EDITORIAL: Biden extends state, local slush funds
In Iowa, officials used federal COVID money to build a new baseball stadium near the famed “Field of Dreams” diamond. Michigan politicians directed more than $25 million in pandemic cash toward tourism and marketing efforts. In New Mexico, officials spent $16 million in COVID funds to run a lottery for people who got vaccinated.
Joe Biden’s aptly misnamed American Rescue Plan, passed in 2021, dedicated $350 billion for state and local governments to stem budget losses from pandemic business closures and subsequent tax shortfalls. As critics predicted, it became a massive slush fund for government workers and public-sector unions. The waste was unprecedented. In addition to the above examples, a Heritage Foundation review found pandemic money lavished to rehab ski resorts and golf courses and to build tennis and pickleball courts.
Several local governments spent money on raises for their employees. Others were unable to account, as required under the law, for how they spent any of the pandemic money, according to a federal audit.
Scandal or celebration?
To a presidential administration that had the nation’s fiscal interests at heart, this would be a scandal, an embarrassment. To the Biden White House, it’s a cause for celebration.
The American Rescue Plan mandated that governments “obligate” their taxpayer pandemic handouts by the end of 2024 or return the remainder to the Treasury. But under a change announced by stealth in November — it was published with little fanfare in the Federal Register — the Biden administration will extend the deadline for using the funds until the end of 2026. It will do this through linguistic legerdemain, redefining “obligate” to allow more “flexibility” for state and local bureaucrats to avoid sending the loot back to Washington.
The change represents a windfall to those sitting on the greenbacks. Reason magazine reports that a Government Accountability Office audit in October found that states had spent just 45 percent of their allotted funding, while local governments had spent just 35 percent. That means billions of dollars have yet to be directed toward any useful purpose while the pandemic has long since passed. What current public health emergency necessitates this spending today?
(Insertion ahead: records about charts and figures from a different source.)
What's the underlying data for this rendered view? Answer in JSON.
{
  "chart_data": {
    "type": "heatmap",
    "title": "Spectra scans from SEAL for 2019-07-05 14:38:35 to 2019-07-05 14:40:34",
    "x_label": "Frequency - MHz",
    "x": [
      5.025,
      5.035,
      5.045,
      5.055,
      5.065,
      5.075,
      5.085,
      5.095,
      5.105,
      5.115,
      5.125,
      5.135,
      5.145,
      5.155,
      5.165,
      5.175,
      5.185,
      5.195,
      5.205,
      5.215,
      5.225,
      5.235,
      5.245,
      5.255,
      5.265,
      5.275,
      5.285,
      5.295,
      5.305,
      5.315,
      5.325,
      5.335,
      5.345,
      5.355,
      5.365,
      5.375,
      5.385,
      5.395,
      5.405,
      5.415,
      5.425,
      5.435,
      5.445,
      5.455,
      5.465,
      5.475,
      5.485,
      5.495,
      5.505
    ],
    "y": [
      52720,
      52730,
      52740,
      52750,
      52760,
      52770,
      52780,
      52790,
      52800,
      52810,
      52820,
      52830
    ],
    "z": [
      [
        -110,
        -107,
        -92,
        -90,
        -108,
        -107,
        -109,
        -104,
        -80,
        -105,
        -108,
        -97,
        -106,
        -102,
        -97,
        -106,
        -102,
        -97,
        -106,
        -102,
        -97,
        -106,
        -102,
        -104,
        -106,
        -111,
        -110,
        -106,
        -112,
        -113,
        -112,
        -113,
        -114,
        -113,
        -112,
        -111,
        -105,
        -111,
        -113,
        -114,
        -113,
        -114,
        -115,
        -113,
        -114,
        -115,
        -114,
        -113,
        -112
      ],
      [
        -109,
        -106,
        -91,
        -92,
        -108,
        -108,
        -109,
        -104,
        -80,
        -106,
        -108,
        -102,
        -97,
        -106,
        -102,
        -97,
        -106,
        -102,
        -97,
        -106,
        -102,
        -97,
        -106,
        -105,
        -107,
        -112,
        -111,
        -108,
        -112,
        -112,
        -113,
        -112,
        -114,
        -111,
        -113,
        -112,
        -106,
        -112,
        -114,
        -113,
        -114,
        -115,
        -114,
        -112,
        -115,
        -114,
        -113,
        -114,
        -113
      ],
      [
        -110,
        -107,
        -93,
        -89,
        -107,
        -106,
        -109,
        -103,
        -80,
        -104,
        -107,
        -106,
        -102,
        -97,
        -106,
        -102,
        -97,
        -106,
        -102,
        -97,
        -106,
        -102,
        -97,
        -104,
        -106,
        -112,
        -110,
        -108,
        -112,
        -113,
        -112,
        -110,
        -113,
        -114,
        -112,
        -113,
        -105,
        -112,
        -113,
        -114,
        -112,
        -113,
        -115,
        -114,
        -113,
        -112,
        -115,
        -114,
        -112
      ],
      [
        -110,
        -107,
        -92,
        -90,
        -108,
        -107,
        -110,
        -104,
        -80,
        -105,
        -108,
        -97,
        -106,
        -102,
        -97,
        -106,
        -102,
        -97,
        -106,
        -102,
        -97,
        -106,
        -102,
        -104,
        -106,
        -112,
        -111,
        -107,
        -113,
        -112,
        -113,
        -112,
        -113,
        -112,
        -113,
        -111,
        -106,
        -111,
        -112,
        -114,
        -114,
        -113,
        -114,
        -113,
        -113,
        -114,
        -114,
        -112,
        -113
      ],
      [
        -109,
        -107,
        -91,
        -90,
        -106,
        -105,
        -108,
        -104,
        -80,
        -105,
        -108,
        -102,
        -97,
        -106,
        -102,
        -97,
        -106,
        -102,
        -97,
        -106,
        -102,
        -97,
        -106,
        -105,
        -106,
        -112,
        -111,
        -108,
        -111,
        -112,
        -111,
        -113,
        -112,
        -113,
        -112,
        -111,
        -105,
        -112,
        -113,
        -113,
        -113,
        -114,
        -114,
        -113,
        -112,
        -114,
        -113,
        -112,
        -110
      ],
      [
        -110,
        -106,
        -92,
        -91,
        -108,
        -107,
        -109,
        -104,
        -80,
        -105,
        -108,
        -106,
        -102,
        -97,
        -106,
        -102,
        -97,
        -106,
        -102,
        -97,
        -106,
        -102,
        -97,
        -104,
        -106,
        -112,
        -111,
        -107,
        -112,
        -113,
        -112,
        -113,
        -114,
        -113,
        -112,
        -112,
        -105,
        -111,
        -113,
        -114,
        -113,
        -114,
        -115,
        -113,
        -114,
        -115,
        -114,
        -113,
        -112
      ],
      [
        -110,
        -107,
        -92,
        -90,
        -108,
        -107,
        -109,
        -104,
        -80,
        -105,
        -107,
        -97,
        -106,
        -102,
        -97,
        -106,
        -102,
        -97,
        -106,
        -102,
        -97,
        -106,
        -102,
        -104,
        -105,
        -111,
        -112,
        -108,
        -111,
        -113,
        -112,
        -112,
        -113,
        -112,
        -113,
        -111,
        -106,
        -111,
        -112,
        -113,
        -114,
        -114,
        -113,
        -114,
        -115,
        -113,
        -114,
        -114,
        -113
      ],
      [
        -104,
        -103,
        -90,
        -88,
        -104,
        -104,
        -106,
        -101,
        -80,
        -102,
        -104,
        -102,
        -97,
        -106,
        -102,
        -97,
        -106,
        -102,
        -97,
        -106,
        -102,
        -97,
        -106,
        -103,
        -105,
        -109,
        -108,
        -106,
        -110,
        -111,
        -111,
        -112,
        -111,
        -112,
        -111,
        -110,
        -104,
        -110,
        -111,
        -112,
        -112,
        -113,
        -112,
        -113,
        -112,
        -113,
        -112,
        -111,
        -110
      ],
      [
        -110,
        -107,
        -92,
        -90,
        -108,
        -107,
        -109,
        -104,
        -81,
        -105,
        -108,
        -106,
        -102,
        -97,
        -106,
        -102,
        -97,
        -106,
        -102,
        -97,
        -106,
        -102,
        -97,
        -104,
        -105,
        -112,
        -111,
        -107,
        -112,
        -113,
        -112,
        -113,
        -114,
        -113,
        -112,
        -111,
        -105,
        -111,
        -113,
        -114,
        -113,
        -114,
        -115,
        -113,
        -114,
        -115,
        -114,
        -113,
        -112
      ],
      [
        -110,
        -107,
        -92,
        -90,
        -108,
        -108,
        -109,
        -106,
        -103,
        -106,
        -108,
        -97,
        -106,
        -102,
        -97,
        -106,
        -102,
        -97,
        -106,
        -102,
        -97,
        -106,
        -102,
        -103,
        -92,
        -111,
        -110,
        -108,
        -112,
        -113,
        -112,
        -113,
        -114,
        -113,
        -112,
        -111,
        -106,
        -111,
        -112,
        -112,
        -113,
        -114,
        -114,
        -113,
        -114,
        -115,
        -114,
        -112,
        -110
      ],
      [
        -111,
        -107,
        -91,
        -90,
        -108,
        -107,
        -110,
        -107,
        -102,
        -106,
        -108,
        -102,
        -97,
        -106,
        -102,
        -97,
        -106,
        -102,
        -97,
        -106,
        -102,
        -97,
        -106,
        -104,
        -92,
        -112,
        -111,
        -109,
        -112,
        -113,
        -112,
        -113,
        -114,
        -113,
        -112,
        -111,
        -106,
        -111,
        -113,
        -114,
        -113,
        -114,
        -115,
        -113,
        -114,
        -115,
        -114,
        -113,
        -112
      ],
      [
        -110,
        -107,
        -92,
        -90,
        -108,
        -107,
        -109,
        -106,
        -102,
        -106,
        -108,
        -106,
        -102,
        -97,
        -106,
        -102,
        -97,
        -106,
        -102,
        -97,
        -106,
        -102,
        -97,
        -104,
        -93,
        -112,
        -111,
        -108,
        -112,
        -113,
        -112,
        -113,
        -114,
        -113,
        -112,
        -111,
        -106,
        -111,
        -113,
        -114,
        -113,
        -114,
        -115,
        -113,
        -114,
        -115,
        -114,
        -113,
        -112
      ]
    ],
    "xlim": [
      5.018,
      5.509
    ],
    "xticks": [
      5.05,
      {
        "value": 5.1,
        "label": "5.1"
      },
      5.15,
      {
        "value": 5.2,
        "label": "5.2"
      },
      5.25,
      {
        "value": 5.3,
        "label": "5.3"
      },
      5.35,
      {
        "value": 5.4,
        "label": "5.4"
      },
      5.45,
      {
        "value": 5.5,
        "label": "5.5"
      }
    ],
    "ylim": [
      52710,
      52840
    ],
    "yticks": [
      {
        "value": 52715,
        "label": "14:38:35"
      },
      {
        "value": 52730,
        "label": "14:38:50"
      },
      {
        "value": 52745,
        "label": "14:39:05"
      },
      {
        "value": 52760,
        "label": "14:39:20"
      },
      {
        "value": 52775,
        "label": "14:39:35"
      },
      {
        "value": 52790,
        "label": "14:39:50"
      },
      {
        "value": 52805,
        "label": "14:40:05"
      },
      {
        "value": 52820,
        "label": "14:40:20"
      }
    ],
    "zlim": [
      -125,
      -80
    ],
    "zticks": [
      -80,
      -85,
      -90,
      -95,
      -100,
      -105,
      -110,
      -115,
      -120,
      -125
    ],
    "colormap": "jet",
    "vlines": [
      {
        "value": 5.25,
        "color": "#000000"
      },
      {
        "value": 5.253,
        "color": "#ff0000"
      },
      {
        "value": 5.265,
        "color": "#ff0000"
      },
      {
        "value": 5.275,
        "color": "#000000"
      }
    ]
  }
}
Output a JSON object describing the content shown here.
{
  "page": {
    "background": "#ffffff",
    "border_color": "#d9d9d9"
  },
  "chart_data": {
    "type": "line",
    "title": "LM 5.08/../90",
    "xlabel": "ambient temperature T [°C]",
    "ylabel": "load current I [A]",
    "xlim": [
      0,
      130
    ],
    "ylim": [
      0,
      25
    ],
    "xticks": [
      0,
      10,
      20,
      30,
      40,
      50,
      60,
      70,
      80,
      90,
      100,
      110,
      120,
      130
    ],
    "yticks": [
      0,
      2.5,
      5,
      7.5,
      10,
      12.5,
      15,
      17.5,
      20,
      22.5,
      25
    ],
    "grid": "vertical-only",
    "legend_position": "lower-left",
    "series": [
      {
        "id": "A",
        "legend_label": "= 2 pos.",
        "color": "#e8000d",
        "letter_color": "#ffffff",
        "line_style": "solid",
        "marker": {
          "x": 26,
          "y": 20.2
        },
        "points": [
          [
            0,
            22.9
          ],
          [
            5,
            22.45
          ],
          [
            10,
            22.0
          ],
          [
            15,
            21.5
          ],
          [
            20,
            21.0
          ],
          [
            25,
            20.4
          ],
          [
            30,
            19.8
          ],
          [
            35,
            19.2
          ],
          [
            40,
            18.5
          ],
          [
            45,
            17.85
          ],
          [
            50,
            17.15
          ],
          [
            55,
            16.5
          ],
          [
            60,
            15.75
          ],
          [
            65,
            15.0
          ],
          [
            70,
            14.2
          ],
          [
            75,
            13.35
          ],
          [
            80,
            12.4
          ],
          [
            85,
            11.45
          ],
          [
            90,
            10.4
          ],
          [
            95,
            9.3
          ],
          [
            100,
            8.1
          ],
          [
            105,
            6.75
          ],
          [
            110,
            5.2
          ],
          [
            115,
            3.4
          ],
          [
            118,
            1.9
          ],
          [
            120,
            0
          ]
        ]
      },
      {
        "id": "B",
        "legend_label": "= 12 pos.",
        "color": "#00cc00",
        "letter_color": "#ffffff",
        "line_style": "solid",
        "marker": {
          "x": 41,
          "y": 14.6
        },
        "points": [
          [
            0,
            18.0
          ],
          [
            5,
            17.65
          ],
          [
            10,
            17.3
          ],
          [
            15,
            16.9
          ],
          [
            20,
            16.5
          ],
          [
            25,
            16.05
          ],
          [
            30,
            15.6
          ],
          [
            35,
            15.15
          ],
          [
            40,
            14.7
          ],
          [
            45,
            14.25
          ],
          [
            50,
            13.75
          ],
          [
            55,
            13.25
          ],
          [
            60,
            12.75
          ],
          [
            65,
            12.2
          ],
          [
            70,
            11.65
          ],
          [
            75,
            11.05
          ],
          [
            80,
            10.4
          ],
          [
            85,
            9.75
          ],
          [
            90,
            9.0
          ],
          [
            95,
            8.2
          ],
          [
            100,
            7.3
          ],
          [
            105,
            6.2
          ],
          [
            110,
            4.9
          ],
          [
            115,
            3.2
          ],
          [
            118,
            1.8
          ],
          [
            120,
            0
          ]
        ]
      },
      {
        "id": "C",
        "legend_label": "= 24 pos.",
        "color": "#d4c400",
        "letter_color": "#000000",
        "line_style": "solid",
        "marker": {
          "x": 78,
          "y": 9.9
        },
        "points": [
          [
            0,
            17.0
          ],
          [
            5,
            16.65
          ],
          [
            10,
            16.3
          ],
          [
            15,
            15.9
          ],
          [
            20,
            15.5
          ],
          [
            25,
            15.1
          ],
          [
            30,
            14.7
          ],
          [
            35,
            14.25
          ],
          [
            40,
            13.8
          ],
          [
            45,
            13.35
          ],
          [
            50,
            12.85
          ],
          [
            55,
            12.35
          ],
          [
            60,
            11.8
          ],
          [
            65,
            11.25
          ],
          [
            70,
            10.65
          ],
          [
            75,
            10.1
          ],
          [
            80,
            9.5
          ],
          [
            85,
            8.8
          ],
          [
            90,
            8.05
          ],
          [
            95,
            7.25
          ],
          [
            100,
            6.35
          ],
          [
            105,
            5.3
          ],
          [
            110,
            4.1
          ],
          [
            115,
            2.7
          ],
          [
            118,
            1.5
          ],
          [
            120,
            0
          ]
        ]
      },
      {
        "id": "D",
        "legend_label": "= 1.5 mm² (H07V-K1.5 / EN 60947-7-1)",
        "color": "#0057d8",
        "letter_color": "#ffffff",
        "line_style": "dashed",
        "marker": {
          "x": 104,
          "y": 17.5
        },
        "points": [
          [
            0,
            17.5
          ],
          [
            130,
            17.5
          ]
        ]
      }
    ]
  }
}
The Biden gimmick caught the attention of Republicans, who called the amended rule “quite confounding” and demanded that the Treasury Department rescind the new guideline.
“With our national debt hitting unprecedented levels,” six GOP senators wrote, “the federal government must act as responsible stewards of the taxpayers’ dollars. An extension of COVID-19 era programs is especially perplexing as this administration ended the federal public health emergency for the pandemic on May 11, 2023.”
Has there ever been a president who has exhibited such disdain for the taxpayer? Democrats created the American Rescue Plan as a bank account that high-tax, big-spending states could tap to disguise fiscal mismanagement. At a time when Mr. Biden has opted to make $1.7 trillion annual deficits the new normal for the next decade, the country can’t afford such a luxury, especially when a good chunk of the money is wasted on endeavors that have precious little to do with its supposed purpose.
If Treasury officials ignore the calls from Senate Republicans, legislation should follow in both the upper chamber and the House to end this charade and claw back the unspent funds. If Mr. Biden and Democrats think the country can simply print more money to cover their spending addiction, force them to go on the record so the voters have the last word.
This commentary initially appeared in the Las Vegas Review-Journal.